1) You only have to challenge him as well as another freshman for the spot.
Unfortunately, most college recruiting websites and blogs only cover Division I recruiting. If you are being recruited by Division I schools, you will be able to see who else is being recruited by your school. You should check how many people are playing the same position as yourself. If you aren’t being recruited by Division I schools, it is not easy to find this information. However, once you have chosen the right school and are on campus you will find this information. Typically there are at 2 freshman per position needed. Once practice begins you will be able to see where you will be in the rotation. Though they are your teammates you will still have to compete for a spot and minutes.
2) You can learn under someone who has been playing on the team longer.
Playing behind someone who has been on the team longer isn’t a bad thing. This person will have more knowledge of the offense and the coach’s philosophy but also can help with your transition. Asking that player questions will help, plus you can see exactly how the game is played.

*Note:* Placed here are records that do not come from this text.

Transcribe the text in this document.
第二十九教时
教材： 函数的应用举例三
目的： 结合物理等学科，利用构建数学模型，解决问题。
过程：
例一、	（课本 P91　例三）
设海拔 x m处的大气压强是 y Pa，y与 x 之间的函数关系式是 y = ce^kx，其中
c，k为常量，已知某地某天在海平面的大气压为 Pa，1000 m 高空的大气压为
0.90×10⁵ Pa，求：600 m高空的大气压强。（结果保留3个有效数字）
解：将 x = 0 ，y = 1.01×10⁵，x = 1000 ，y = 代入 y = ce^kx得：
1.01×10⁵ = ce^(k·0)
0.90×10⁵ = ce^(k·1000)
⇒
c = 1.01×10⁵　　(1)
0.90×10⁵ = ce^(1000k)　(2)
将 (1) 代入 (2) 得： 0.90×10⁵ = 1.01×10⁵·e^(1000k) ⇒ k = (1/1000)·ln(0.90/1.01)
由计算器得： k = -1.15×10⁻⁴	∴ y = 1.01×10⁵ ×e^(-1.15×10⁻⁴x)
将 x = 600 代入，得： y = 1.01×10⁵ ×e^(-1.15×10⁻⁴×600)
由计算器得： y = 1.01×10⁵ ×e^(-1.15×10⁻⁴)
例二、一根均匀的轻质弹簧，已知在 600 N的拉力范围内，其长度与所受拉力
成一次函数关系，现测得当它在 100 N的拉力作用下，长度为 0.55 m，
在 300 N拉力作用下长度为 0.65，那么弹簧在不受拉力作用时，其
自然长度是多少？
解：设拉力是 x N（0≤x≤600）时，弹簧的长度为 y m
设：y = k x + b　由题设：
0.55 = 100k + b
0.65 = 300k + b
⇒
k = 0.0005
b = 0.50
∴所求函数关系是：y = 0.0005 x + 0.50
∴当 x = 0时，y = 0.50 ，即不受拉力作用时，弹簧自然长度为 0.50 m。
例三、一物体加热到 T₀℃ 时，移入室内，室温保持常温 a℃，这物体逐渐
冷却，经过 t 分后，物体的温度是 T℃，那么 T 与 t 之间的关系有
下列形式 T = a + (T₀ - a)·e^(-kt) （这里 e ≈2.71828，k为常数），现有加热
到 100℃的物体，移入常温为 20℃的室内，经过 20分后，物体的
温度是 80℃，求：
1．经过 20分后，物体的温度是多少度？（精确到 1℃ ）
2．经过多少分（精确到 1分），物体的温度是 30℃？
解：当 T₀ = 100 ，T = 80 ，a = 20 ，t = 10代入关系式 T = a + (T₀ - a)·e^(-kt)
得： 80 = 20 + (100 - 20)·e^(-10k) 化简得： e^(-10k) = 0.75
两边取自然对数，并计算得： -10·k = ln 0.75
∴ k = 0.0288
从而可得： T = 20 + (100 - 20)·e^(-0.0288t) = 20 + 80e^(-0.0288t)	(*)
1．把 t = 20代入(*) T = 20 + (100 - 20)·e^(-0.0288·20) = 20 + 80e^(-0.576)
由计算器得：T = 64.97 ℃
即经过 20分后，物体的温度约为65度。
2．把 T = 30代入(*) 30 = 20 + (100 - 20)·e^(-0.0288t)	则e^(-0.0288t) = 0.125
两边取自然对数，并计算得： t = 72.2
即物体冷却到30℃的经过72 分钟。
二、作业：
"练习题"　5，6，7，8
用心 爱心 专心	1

3) You only have one year to be a reserve player.
You only have one year to backup your teammate. Getting solid reps your freshman year will help you prepare for your sophomore season. But in order for this to work out you have to choose a school where this is possible. Something to keep in mind is that you will still have to compete with your fellow freshman teammate as well as any player that might join the team as a transfer student.
We have given you many factors to take into account when it comes to your recruitment. Now it’s time for you to take this information and use it to your advantage. The Choice Is Yours.